Elevated White Count Consult Transcription Sample Report

DATE OF CONSULTATION: MM/DD/YYYY

REFERRING PHYSICIAN: John Doe, MD

REASON FOR CONSULTATION: Elevated white blood cell count.

CHIEF COMPLAINT: Shortness of breath.

Thank you for this interesting consult and allowing us to participate in this patient’s care.

HISTORY OF PRESENT ILLNESS: The patient is a (XX)-year-old Asian female with a history of hypertension who presents with complaints of shortness of breath. She was seen and evaluated by the emergency department physician and subsequently admitted. The patient required care in the intensive care unit due to respiratory insufficiency and low blood pressure. Additionally, she was noted to have a white blood cell count in excess of 31,000, and due to the constellation of symptoms, an infectious disease consultation was requested to assist with this case. At bedside, the patient is a fairly poor historian and does not speak English. Therefore, data was derived via the help of a translator, as well as review of the chart and discussion with the patient’s caregivers. Upon her presentation, her family members noted that she had sustained a colon infection, and the patient had a positive Clostridium difficile toxin. She has had some mild shortness of breath as well as significant diarrhea. There are no upper gastrointestinal complaints such as nausea or vomiting.

PAST MEDICAL HISTORY: As above as well as hypertension, osteoporosis, obesity, asthma, hypothyroidism, and multiple sclerosis.

PAST SURGICAL HISTORY: Cholecystectomy, hysterectomy, ventral hernia repair, and subdural hematoma evacuation.

SOCIAL HISTORY: No tobacco, no alcohol, no drug use.

FAMILY HISTORY: Noncontributory.

ALLERGIES: No known drug allergies.

REVIEW OF SYSTEMS: As stated in the history of present illness, this patient is not a very good historian and therefore a comprehensive review of systems is as listed above. A good portion of the data is derived from the review of the chart and discussion with the patient’s caregiver and is listed above.

MEDICATIONS: Current medication list is reviewed and includes Zosyn and Flagyl.

PHYSICAL EXAMINATION: Upon initial evaluation, the patient is afebrile. Pulse is 106, respirations 24, blood pressure 106/56. In general, she is a (XX)-year-old female, appearing her stated age. She is somnolent but arousable, in moderate distress at rest. Her head is normocephalic and atraumatic. Extraocular muscle movements are intact. No scleral icterus. Oropharynx is clear. Head and neck are free of palpable adenopathy. Her heart is tachycardic at 106 beats per minute. There is no auscultated rub. Lungs are with few basilar crackles bilaterally. No wheeze. Percussion is normal. Abdomen has positive bowel sounds. Soft with significant tenderness in the left lower quadrant to moderate palpation. There is no rebound, rigidity, or guarding. Lower extremities are without clubbing or cyanosis. Neurologically, she is nonfocal with normal cranial nerves.

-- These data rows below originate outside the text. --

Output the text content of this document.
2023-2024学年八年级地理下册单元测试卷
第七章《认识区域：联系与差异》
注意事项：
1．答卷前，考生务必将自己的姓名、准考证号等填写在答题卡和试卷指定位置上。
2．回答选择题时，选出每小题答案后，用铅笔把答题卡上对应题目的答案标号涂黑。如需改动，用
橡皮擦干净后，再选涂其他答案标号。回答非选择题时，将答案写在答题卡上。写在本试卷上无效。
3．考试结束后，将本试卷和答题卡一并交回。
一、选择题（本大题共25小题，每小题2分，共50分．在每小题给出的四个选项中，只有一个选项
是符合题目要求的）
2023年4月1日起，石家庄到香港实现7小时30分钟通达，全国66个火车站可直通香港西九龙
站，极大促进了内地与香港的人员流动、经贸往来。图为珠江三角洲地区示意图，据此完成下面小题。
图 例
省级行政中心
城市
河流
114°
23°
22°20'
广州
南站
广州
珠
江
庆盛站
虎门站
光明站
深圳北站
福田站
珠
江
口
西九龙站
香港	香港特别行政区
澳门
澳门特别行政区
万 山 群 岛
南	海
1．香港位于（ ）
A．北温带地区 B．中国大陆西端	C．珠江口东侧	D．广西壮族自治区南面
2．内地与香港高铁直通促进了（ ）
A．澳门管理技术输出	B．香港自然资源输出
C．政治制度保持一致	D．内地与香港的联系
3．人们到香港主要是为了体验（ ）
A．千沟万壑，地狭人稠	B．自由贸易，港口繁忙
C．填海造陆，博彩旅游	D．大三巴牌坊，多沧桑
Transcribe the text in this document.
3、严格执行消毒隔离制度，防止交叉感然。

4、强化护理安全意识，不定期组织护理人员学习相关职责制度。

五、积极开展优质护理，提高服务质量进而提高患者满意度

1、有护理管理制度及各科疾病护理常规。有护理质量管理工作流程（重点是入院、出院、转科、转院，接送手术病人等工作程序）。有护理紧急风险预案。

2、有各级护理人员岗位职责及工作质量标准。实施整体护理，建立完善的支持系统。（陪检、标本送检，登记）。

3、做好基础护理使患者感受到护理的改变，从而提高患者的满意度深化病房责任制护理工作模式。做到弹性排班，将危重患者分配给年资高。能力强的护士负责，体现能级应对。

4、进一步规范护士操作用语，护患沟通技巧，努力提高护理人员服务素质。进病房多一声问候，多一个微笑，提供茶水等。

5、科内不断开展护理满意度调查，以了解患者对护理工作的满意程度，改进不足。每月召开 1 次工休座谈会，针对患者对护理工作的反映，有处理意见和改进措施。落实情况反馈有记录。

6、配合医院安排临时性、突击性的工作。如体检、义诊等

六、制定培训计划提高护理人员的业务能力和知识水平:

DATABASE: A complete blood count, basic metabolic profile, full microbiological database have been reviewed. The case was discussed with multiple caregivers here in the emergency department and further recommendations from Infectious Disease is to follow.

IMPRESSION:
1.  Sepsis syndrome in a patient with at least three of four criteria for systemic inflammatory response syndrome.
2.  Respiratory insufficiency as part of a primary process such as would be associated with pneumonia or congestive heart failure or secondary process related to sepsis syndrome.
3.  Leukocytosis.
4.  Recent Clostridium difficile associated disease, likely recurrence.

RECOMMENDATIONS:
1.  Check urinalysis and urine culture.
2.  Check blood cultures x3.
3.  Follow up results of CT angiogram.
4.  Recheck Clostridium difficile toxin.
5.  Linezolid 600 mg IV q.12 h.
6.  Add vancomycin 250 mg p.o. q.6 h.
7.  Continue Flagyl and Zosyn for now.
8.  Volume infusion and the patient may require blood transfusion.